La principale difficulté pour le prochain président de la République, quel qu'il soit, sera de disposer d'une majorité confortable et stable. C'est pourquoi Alain Juppé a d'ores et déjà déclaré qu'il ne serait pas hostile à une grande coalition avec une partie de la gauche modérée, sachant qu’il ne serait pas nécessairement toujours soutenu par les députés LR les plus à droite.

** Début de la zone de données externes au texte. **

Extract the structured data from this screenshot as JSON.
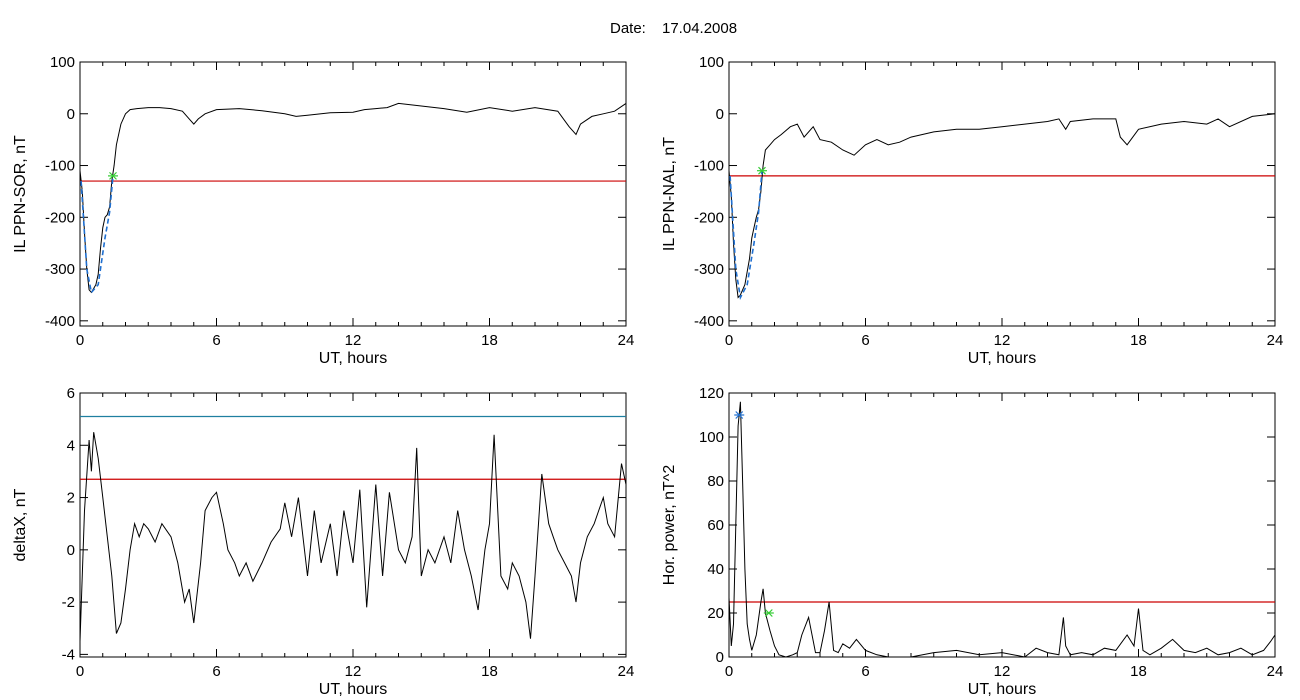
{
  "header": {
    "date_label": "Date:",
    "date_value": "17.04.2008"
  },
  "colors": {
    "trace": "#000000",
    "threshold": "#cc0000",
    "fit": "#1f6fd0",
    "upper_line": "#1f7fa0",
    "marker": "#33cc33"
  },
  "chart_data": [
    {
      "type": "line",
      "title": "",
      "xlabel": "UT, hours",
      "ylabel": "IL PPN-SOR, nT",
      "xlim": [
        0,
        24
      ],
      "ylim": [
        -410,
        100
      ],
      "x_ticks": [
        "0",
        "6",
        "12",
        "18",
        "24"
      ],
      "y_ticks": [
        "100",
        "0",
        "-100",
        "-200",
        "-300",
        "-400"
      ],
      "y_tick_values": [
        100,
        0,
        -100,
        -200,
        -300,
        -400
      ],
      "threshold": -130,
      "marker": {
        "x": 1.45,
        "y": -120
      },
      "fit_segment": [
        [
          0.05,
          -130
        ],
        [
          0.3,
          -300
        ],
        [
          0.5,
          -345
        ],
        [
          0.8,
          -330
        ],
        [
          1.1,
          -240
        ],
        [
          1.3,
          -190
        ],
        [
          1.45,
          -120
        ]
      ],
      "series": [
        {
          "x": [
            0,
            0.1,
            0.2,
            0.3,
            0.4,
            0.5,
            0.7,
            0.8,
            0.9,
            1.0,
            1.1,
            1.2,
            1.3,
            1.4,
            1.5,
            1.6,
            1.8,
            2.0,
            2.2,
            2.5,
            3.0,
            3.5,
            4.0,
            4.5,
            4.8,
            5.0,
            5.2,
            5.5,
            6.0,
            7.0,
            8.0,
            9.0,
            9.5,
            10.0,
            11.0,
            12.0,
            12.5,
            13.0,
            13.5,
            14.0,
            15.0,
            16.0,
            17.0,
            18.0,
            19.0,
            20.0,
            21.0,
            21.5,
            21.8,
            22.0,
            22.5,
            23.0,
            23.5,
            24.0
          ],
          "values": [
            -110,
            -150,
            -230,
            -300,
            -340,
            -345,
            -330,
            -310,
            -260,
            -220,
            -200,
            -195,
            -180,
            -130,
            -100,
            -60,
            -20,
            0,
            8,
            10,
            12,
            12,
            10,
            5,
            -10,
            -20,
            -10,
            0,
            8,
            10,
            6,
            0,
            -5,
            -3,
            2,
            3,
            8,
            10,
            12,
            20,
            15,
            10,
            3,
            12,
            5,
            12,
            5,
            -25,
            -40,
            -20,
            -5,
            0,
            5,
            20
          ]
        }
      ]
    },
    {
      "type": "line",
      "title": "",
      "xlabel": "UT, hours",
      "ylabel": "IL PPN-NAL, nT",
      "xlim": [
        0,
        24
      ],
      "ylim": [
        -410,
        100
      ],
      "x_ticks": [
        "0",
        "6",
        "12",
        "18",
        "24"
      ],
      "y_ticks": [
        "100",
        "0",
        "-100",
        "-200",
        "-300",
        "-400"
      ],
      "y_tick_values": [
        100,
        0,
        -100,
        -200,
        -300,
        -400
      ],
      "threshold": -120,
      "marker": {
        "x": 1.45,
        "y": -110
      },
      "fit_segment": [
        [
          0.05,
          -120
        ],
        [
          0.3,
          -300
        ],
        [
          0.5,
          -355
        ],
        [
          0.8,
          -330
        ],
        [
          1.1,
          -250
        ],
        [
          1.3,
          -190
        ],
        [
          1.45,
          -110
        ]
      ],
      "series": [
        {
          "x": [
            0,
            0.1,
            0.2,
            0.3,
            0.4,
            0.5,
            0.7,
            0.9,
            1.0,
            1.1,
            1.2,
            1.3,
            1.4,
            1.5,
            1.6,
            1.8,
            2.0,
            2.3,
            2.7,
            3.0,
            3.3,
            3.7,
            4.0,
            4.5,
            5.0,
            5.5,
            6.0,
            6.5,
            7.0,
            7.5,
            8.0,
            8.5,
            9.0,
            10.0,
            11.0,
            12.0,
            13.0,
            14.0,
            14.5,
            14.8,
            15.0,
            16.0,
            17.0,
            17.2,
            17.5,
            18.0,
            19.0,
            20.0,
            21.0,
            21.5,
            22.0,
            23.0,
            24.0
          ],
          "values": [
            -110,
            -160,
            -250,
            -320,
            -355,
            -350,
            -330,
            -280,
            -240,
            -220,
            -200,
            -185,
            -150,
            -100,
            -70,
            -60,
            -50,
            -40,
            -25,
            -20,
            -45,
            -25,
            -50,
            -55,
            -70,
            -80,
            -60,
            -50,
            -60,
            -55,
            -45,
            -40,
            -35,
            -30,
            -30,
            -25,
            -20,
            -15,
            -10,
            -30,
            -15,
            -10,
            -10,
            -45,
            -60,
            -30,
            -20,
            -15,
            -20,
            -10,
            -25,
            -5,
            0
          ]
        }
      ]
    },
    {
      "type": "line",
      "title": "",
      "xlabel": "UT, hours",
      "ylabel": "deltaX, nT",
      "xlim": [
        0,
        24
      ],
      "ylim": [
        -4.1,
        6
      ],
      "x_ticks": [
        "0",
        "6",
        "12",
        "18",
        "24"
      ],
      "y_ticks": [
        "6",
        "4",
        "2",
        "0",
        "-2",
        "-4"
      ],
      "y_tick_values": [
        6,
        4,
        2,
        0,
        -2,
        -4
      ],
      "threshold": 2.7,
      "upper_line": 5.1,
      "series": [
        {
          "x": [
            0,
            0.2,
            0.4,
            0.5,
            0.6,
            0.8,
            1.0,
            1.2,
            1.4,
            1.6,
            1.8,
            2.0,
            2.2,
            2.4,
            2.6,
            2.8,
            3.0,
            3.3,
            3.6,
            4.0,
            4.3,
            4.6,
            4.8,
            5.0,
            5.3,
            5.5,
            5.8,
            6.0,
            6.3,
            6.5,
            6.8,
            7.0,
            7.3,
            7.6,
            8.0,
            8.4,
            8.8,
            9.0,
            9.3,
            9.6,
            10.0,
            10.3,
            10.6,
            11.0,
            11.3,
            11.6,
            12.0,
            12.3,
            12.6,
            13.0,
            13.3,
            13.6,
            14.0,
            14.3,
            14.6,
            14.8,
            15.0,
            15.3,
            15.6,
            16.0,
            16.3,
            16.6,
            16.9,
            17.2,
            17.5,
            17.8,
            18.0,
            18.2,
            18.5,
            18.8,
            19.0,
            19.3,
            19.6,
            19.8,
            20.0,
            20.3,
            20.6,
            20.8,
            21.0,
            21.3,
            21.6,
            21.8,
            22.0,
            22.3,
            22.6,
            22.8,
            23.0,
            23.2,
            23.5,
            23.8,
            24.0
          ],
          "values": [
            -3.5,
            1.5,
            4.2,
            3.0,
            4.5,
            3.5,
            2.0,
            0.5,
            -1.0,
            -3.2,
            -2.8,
            -1.5,
            0.0,
            1.0,
            0.5,
            1.0,
            0.8,
            0.3,
            1.0,
            0.5,
            -0.5,
            -2.0,
            -1.5,
            -2.8,
            -0.5,
            1.5,
            2.0,
            2.2,
            1.0,
            0.0,
            -0.5,
            -1.0,
            -0.5,
            -1.2,
            -0.5,
            0.3,
            0.8,
            1.8,
            0.5,
            2.0,
            -1.0,
            1.5,
            -0.5,
            1.0,
            -1.0,
            1.5,
            -0.5,
            2.3,
            -2.2,
            2.5,
            -1.0,
            2.2,
            0.0,
            -0.5,
            0.5,
            3.9,
            -1.0,
            0.0,
            -0.5,
            0.5,
            -0.5,
            1.5,
            0.0,
            -1.0,
            -2.3,
            0.0,
            1.0,
            4.4,
            -1.0,
            -1.5,
            -0.5,
            -1.0,
            -2.0,
            -3.4,
            -1.0,
            2.9,
            1.0,
            0.5,
            0.0,
            -0.5,
            -1.0,
            -2.0,
            -0.5,
            0.5,
            1.0,
            1.5,
            2.0,
            1.0,
            0.5,
            3.3,
            2.5
          ]
        }
      ]
    },
    {
      "type": "line",
      "title": "",
      "xlabel": "UT, hours",
      "ylabel": "Hor. power, nT^2",
      "xlim": [
        0,
        24
      ],
      "ylim": [
        0,
        120
      ],
      "x_ticks": [
        "0",
        "6",
        "12",
        "18",
        "24"
      ],
      "y_ticks": [
        "120",
        "100",
        "80",
        "60",
        "40",
        "20",
        "0"
      ],
      "y_tick_values": [
        120,
        100,
        80,
        60,
        40,
        20,
        0
      ],
      "threshold": 25,
      "marker": {
        "x": 1.75,
        "y": 20
      },
      "peak_marker": {
        "x": 0.45,
        "y": 110
      },
      "series": [
        {
          "x": [
            0,
            0.1,
            0.2,
            0.3,
            0.4,
            0.5,
            0.6,
            0.7,
            0.8,
            0.9,
            1.0,
            1.2,
            1.4,
            1.5,
            1.6,
            1.8,
            2.0,
            2.2,
            2.5,
            2.8,
            3.0,
            3.2,
            3.5,
            3.8,
            4.0,
            4.2,
            4.4,
            4.6,
            4.8,
            5.0,
            5.3,
            5.6,
            6.0,
            6.5,
            7.0,
            8.0,
            9.0,
            10.0,
            11.0,
            12.0,
            13.0,
            13.5,
            14.0,
            14.5,
            14.7,
            14.8,
            15.0,
            15.5,
            16.0,
            16.5,
            17.0,
            17.5,
            17.8,
            18.0,
            18.2,
            18.5,
            19.0,
            19.5,
            20.0,
            20.5,
            21.0,
            21.5,
            22.0,
            22.5,
            23.0,
            23.5,
            23.8,
            24.0
          ],
          "values": [
            27,
            5,
            15,
            60,
            105,
            116,
            80,
            40,
            15,
            8,
            3,
            10,
            25,
            31,
            20,
            12,
            5,
            1,
            0,
            1,
            2,
            10,
            18,
            2,
            2,
            12,
            25,
            3,
            2,
            6,
            4,
            8,
            3,
            1,
            0,
            0,
            2,
            3,
            1,
            2,
            0,
            4,
            2,
            1,
            18,
            5,
            1,
            2,
            1,
            4,
            3,
            10,
            5,
            22,
            3,
            1,
            4,
            8,
            3,
            2,
            4,
            1,
            2,
            4,
            1,
            3,
            7,
            10
          ]
        }
      ]
    }
  ]
}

Le FN n’attend que cela puisqu’il espère ainsi un retour à la bipolarisation à son profit.

>>>>> A lire aussi : Pourquoi ceux qui rêvent d’un duel contre le FN feraient bien de se rappeler 1848 et l’écrasante victoire de Louis-Napoléon Bonaparte

Pour expliquer l'émergence de la droite "hors les murs" (Buisson, Zemmour, Menard...), vous avancez l'idée selon laquelle les Français seraient d'accord avec certaines mesures préconisées par le FN, mais uniquement si elles étaient portées par une formation ou des personnalités extérieures au FN. Cette droite "hors les murs" pourrait-elle donc, à terme, supplanter le FN ? Qu'est-ce qui l'en empêche encore aujourd'hui ?

Il y a grosso modo un tiers de l'électorat de la droite modérée et un tiers de celui du FN qui souhaiteraient avoir une autre offre électorale positionnée clairement à droite. Sur le papier, cela représente environ 20% du corps électoral (ce qui, par transfert de voix, mettrait d’ailleurs LR et le FN au même niveau). Ce qui bloque aujourd’hui principalement l’émergence de cette droite "hors les murs", qui existe incontestablement dans l’opinion publique, c’est son défaut d’incarnation.

Ensuite, cette droite hors les murs ne peut, à mon sens, émerger qu’à deux conditions.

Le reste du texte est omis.